There is a rapid antigen detection test approved by the WHO for the use in outbreaks which has been used with great success in Madagascar and Sub-Saharan Africa. It is a bit like a pregnancy test and detects an antigen expressed by the bacterial cell. If the test is positive then it is highly predictive of plague but a negative doesn’t rule out the diagnosis.
How is plague treated?
The earlier treatment is started the better the outcome. Antibiotics should be started immediately plague is considered and at least within the first 2 days of illness otherwise the mortality is very high.
The good thing about Y. pestis is that it is sensitive to lots of different antibiotics. The main treatments are:
(if 1st line contraindicated)
IV fluoroquinolone (e.g. Ciprofloxacin, Levofloxacin, Moxifloxacin)
Travel to Madagascar
The risk of travellers acquiring plague in Madagascar is low. Travellers should be encouraged to wear closed shoes, long trousers and long sleeves to limit insect bites, use insect repellents such as DEET to prevent fleas biting, sleep under mosquito nets and stay away from dead animals. It’s all pretty common sense advice to limit exposure to potentially infected fleas.
So the couple in the travel clinic were reassured that the current outbreak of plague on Madagascar was over. They were told that plague was endemic on the island and so the risk was never going to be zero. They were given sensible advice about avoiding flea bites as well as mosquito bites because they are at higher risk in Madagascar of catching malaria. Their vaccinations were checked and updated and they were given the appropriate length of antimalarial prophylaxis with Doxycycline.

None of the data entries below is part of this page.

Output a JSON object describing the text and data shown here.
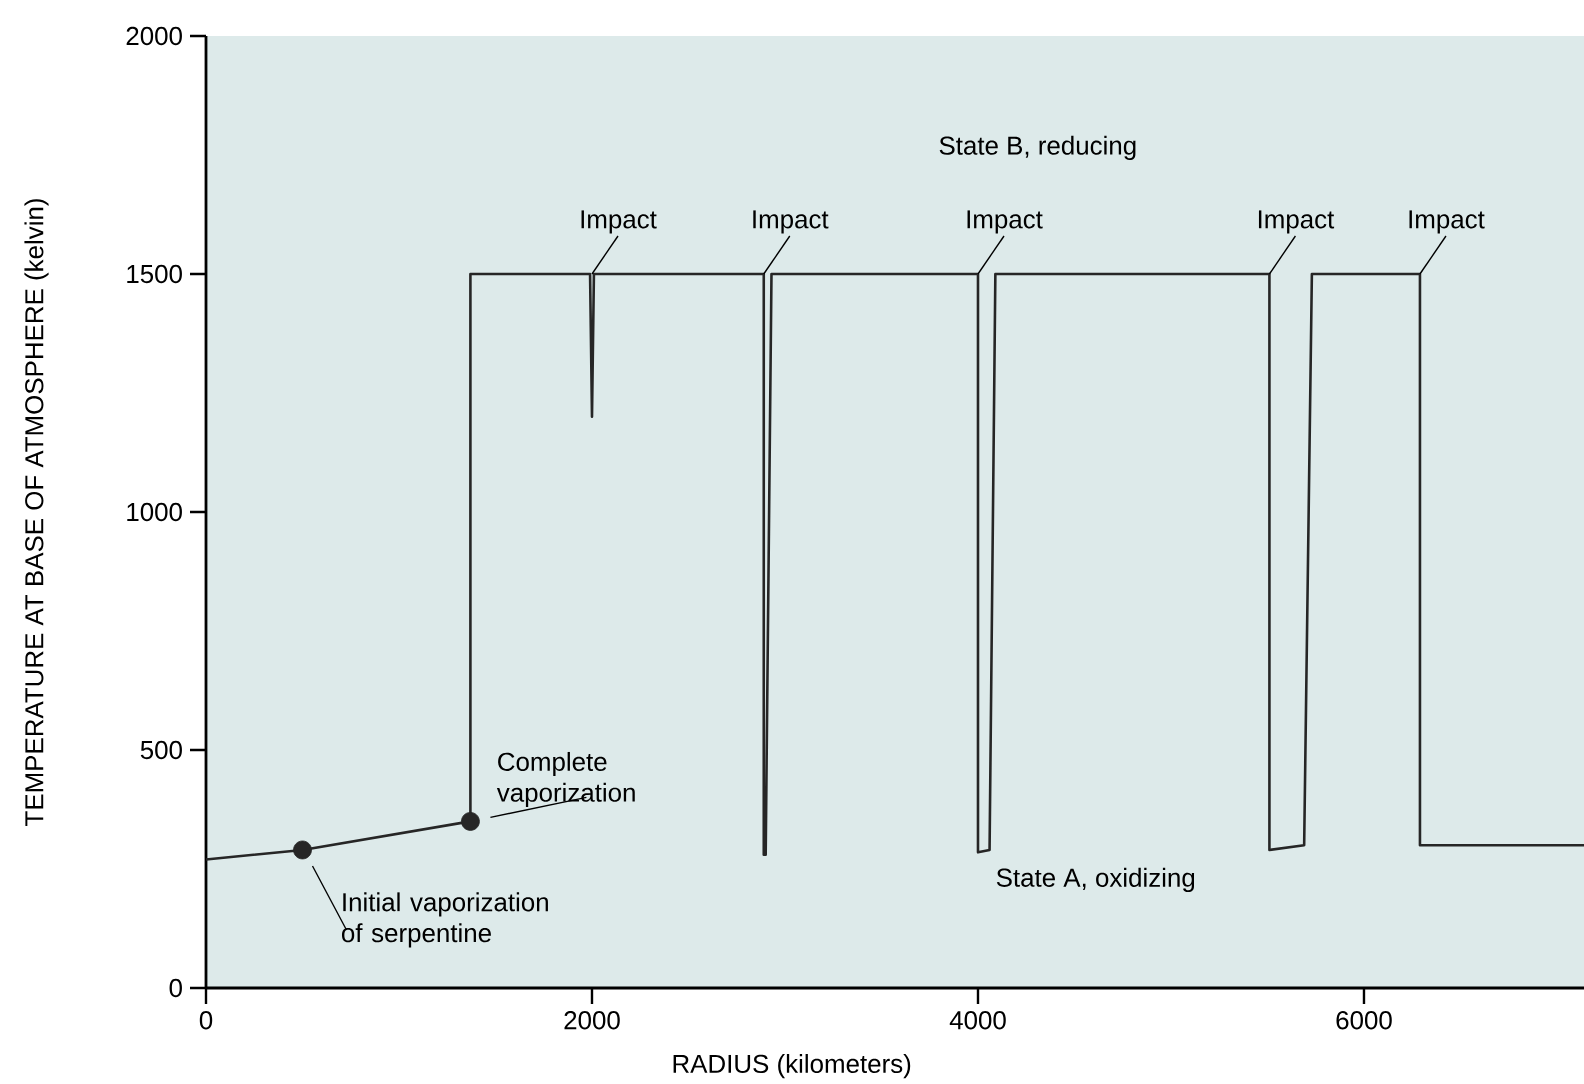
{
  "chart_data": {
    "type": "line",
    "xlabel": "RADIUS (kilometers)",
    "ylabel": "TEMPERATURE AT BASE OF ATMOSPHERE (kelvin)",
    "xlim": [
      0,
      7140
    ],
    "ylim": [
      0,
      2000
    ],
    "xticks": [
      0,
      2000,
      4000,
      6000
    ],
    "yticks": [
      0,
      500,
      1000,
      1500,
      2000
    ],
    "grid": false,
    "marker": "none",
    "line_style": "solid",
    "series": [
      {
        "color": "#262626",
        "x": [
          0,
          500,
          1370,
          1370,
          1990,
          2000,
          2010,
          2890,
          2890,
          2900,
          2930,
          4000,
          4000,
          4060,
          4090,
          5510,
          5510,
          5690,
          5730,
          6290,
          6290,
          7140
        ],
        "values": [
          270,
          290,
          350,
          1500,
          1500,
          1200,
          1500,
          1500,
          280,
          280,
          1500,
          1500,
          285,
          290,
          1500,
          1500,
          290,
          300,
          1500,
          1500,
          300,
          300
        ]
      },
      {
        "type": "scatter",
        "marker": "circle",
        "color": "#262626",
        "x": [
          500,
          1370
        ],
        "values": [
          290,
          350
        ]
      }
    ],
    "annotations": [
      {
        "text": "Impact",
        "x": 2000,
        "y": 1500
      },
      {
        "text": "Impact",
        "x": 2890,
        "y": 1500
      },
      {
        "text": "Impact",
        "x": 4000,
        "y": 1500
      },
      {
        "text": "Impact",
        "x": 5510,
        "y": 1500
      },
      {
        "text": "Impact",
        "x": 6290,
        "y": 1500
      },
      {
        "text": "Complete vaporization",
        "x": 1370,
        "y": 350
      },
      {
        "text": "Initial vaporization of serpentine",
        "x": 500,
        "y": 290
      },
      "State B, reducing",
      "State A, oxidizing"
    ]
  }
}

Having seen that Doxycycline was a potential treatment of plague the Practice Nurse wondered if the Doxycycline would prevent plague?… but decided that would be a conversation to be had with a Microbiologist and they probably wouldn’t appreciate her “speculative interest” in plague prophylaxis and treatment so it wasn’t a conversation she was going to have…. and for the record there is no recommended prophylactic plague strategy!
P.S. This is Bug Blog 200! Hooray for us… and for all of you for reading them!